Foundation 'shocked and saddened' by postponement of Kathrada memorial

2017-03-31 21:56

Johannesburg – The Ahmed Kathrada Foundation and the SACP will hold a joint memorial for struggle stalwart Ahmed Kathrada on Saturday at the Johannesburg City Hall at 14:00, they said on Friday evening in Houghton, Johannesburg.

The foundation and the party were addressing the indefinite postponement of Ahmed Kathrada's state memorial service which was due to take place on Saturday morning, as well as the Cabinet reshuffle that was announced in the early hours of Friday morning by President Jacob Zuma.

CEO of the Ahmed Kathrada Foundation Neeshan Balton said the postponement of the memorial by the state was made known to then through a one-liner. Balton said the postponement was totally unacceptable and deprived South Africans, as well as the state, of a chance to pay tribute to Kathrada's memory.

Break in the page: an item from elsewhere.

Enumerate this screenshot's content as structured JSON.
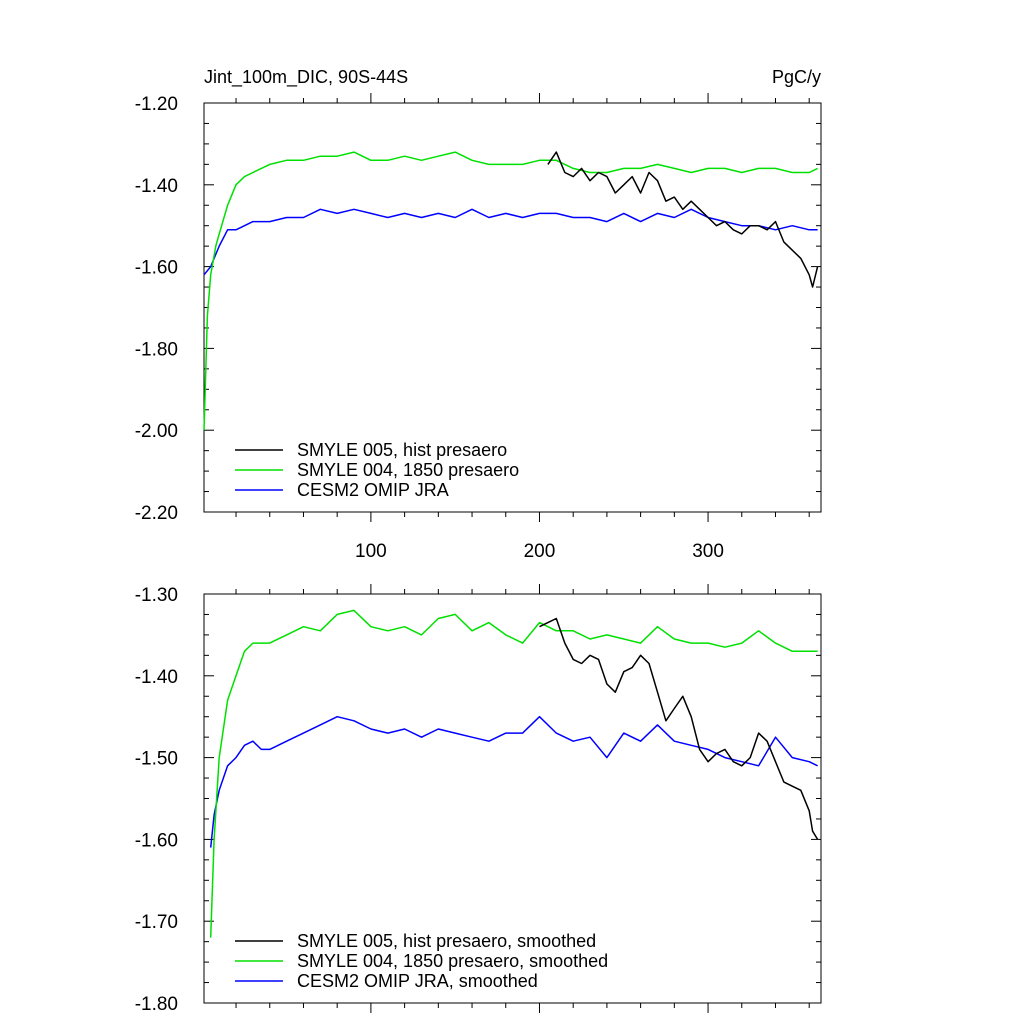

"We are shocked and deeply saddened by the announcement that the memorial has been postponed indefinitely. There was no consultation with Barbara Hogan, the Nelson Mandela Foundation, or the Ahmed Kathrada Foundation," he said.

In a scathing address, Barbara Hogan said that the abrupt decision was a sign that the "inept president who has clearly gone rogue" chose to pursue his personal interest. 

"The president is willing to push ahead with his agenda of following his own self-interest at the expense of the interests of the country. Our country is not for sale. Could they not have held off with their deeds?" asked an angry Hogan.

Barbara Hogan during the press conference. (Cornel van Heerden, Netwerk24)

Hope for consultation

"We can't stop government from doing whatever it wants, but we will be proceeding with our own memorial service," said Balton.

He also mentioned that the foundation was open to working with the state to hold a memorial service for Kathrada.

"Should it come at some point that the government wants to do something with us, we hope that they will consult with us, and should we find that what they are proposing is acceptable, we might do it," he said.

The briefing comes a year after Kathrada wrote a letter to President Jacob Zuma asking him to step down.  

The letter was apparently penned after "Mr K", as his wife affectionately called him, felt compelled to speak out about what he felt was wrong with the ANC.

Kathrada died on Tuesday morning, and his funeral service was held at West Park cemetery in Johannesburg on Wednesday.